O contrato mais líquido do petróleo Brent, referência para o mercado internacional, para outubro subiu 1,29%, a US$ 83,55 o barril, na Intercontinental Exchange (ICE), em Londres.
Já na New York Mercantile Exchange (Nymex), nos EUA, o contrato do petróleo West Texas Intermediate (WTI) para setembro fechou com ganho de 1,15%, a US$ 78,18 o barril.
Na semana, o WTI acumulou queda de 7,6%, enquanto o Brent caiu 4,98%.
O que pressionou o petróleo hoje?
As negociações entre Estados Unidos e Irã perderam ritmo na reta final da semana, em meio a relatos de confrontos na fronteira do Iêmen e à intensificação das ações dos houthis contra a Arábia Saudita no Mar Vermelho.

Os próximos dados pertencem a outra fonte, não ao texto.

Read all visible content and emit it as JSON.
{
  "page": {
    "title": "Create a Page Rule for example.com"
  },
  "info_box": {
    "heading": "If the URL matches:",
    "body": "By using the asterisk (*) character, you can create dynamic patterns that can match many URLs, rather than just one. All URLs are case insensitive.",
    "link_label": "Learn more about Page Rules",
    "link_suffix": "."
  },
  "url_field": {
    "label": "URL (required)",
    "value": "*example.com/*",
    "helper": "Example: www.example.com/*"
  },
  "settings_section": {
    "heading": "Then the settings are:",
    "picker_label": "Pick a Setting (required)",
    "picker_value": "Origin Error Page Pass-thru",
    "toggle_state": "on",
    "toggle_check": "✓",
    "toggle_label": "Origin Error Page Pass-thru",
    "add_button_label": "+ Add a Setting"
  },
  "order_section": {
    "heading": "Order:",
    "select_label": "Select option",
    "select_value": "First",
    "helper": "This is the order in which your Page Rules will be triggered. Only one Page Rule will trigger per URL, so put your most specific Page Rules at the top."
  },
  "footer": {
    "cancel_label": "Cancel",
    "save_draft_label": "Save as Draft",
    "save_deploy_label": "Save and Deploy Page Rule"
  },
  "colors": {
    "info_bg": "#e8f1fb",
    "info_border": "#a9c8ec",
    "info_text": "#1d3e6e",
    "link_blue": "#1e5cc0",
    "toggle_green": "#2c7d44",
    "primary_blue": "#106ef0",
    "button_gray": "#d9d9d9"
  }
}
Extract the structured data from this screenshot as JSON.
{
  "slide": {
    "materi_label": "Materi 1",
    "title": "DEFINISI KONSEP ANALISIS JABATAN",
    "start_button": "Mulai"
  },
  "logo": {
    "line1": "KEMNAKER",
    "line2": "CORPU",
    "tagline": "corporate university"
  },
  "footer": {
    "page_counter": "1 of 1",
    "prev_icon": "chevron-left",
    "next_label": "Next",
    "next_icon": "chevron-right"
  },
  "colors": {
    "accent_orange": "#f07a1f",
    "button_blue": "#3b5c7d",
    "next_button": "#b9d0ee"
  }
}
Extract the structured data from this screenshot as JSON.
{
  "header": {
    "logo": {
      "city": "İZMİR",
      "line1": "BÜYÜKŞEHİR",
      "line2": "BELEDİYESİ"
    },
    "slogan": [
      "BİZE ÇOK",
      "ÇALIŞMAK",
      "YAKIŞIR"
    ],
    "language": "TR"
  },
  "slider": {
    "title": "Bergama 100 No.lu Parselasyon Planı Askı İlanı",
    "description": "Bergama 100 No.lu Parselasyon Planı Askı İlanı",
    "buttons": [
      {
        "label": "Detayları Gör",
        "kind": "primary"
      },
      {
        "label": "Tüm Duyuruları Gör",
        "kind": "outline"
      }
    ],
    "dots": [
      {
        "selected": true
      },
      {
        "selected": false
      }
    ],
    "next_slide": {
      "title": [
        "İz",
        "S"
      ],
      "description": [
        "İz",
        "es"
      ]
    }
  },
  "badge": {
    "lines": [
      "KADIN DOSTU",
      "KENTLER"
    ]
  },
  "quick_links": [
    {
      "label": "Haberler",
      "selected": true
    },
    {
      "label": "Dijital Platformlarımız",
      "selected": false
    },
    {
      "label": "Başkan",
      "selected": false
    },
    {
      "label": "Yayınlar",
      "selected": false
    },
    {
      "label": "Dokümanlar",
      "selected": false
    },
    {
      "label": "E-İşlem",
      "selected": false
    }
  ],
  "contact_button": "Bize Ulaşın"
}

O cenário deu suporte à alta do petróleo, enquanto investidores aguardam um desfecho para as tratativas que buscam reabrir e organizar o tráfego pelo Estreito de Ormuz. No início da semana, o presidente americano Donald Trump afirmou que um acordo para retomar a navegação na via poderia sair “nos próximos dias”, o que, até agora, não se concretizou.
O tráfego de navios pelo Estreito de Ormuz caiu 33% nesta sexta-feira em relação ao dia anterior, com a maioria das embarcações usando a rota iraniana, segundo dados da Kpler. Já a atividade no estreito de Bab el-Mandeb aumentou 18%, para 26 travessias confirmadas.
A analista de energia da Baringa, Ellen Fraser, avalia que o quadro no Oriente Médio se tornou mais frágil porque o principal amortecedor do mercado de energia tem sido, em grande medida, o nível de estoques globais. “Mas esse colchão está se deteriorando, e os estoques estão no menor nível em uma década”, disse.
Em paralelo, a agência de notícias Bloomberg informou que as importações de petróleo da China se recuperaram no mês passado de uma baixa de quase uma década, após o aumento dos fluxos pelo Estreito de Ormuz e as refinarias aumentarem as compras de países fora do Oriente Médio, incluindo a Rússia.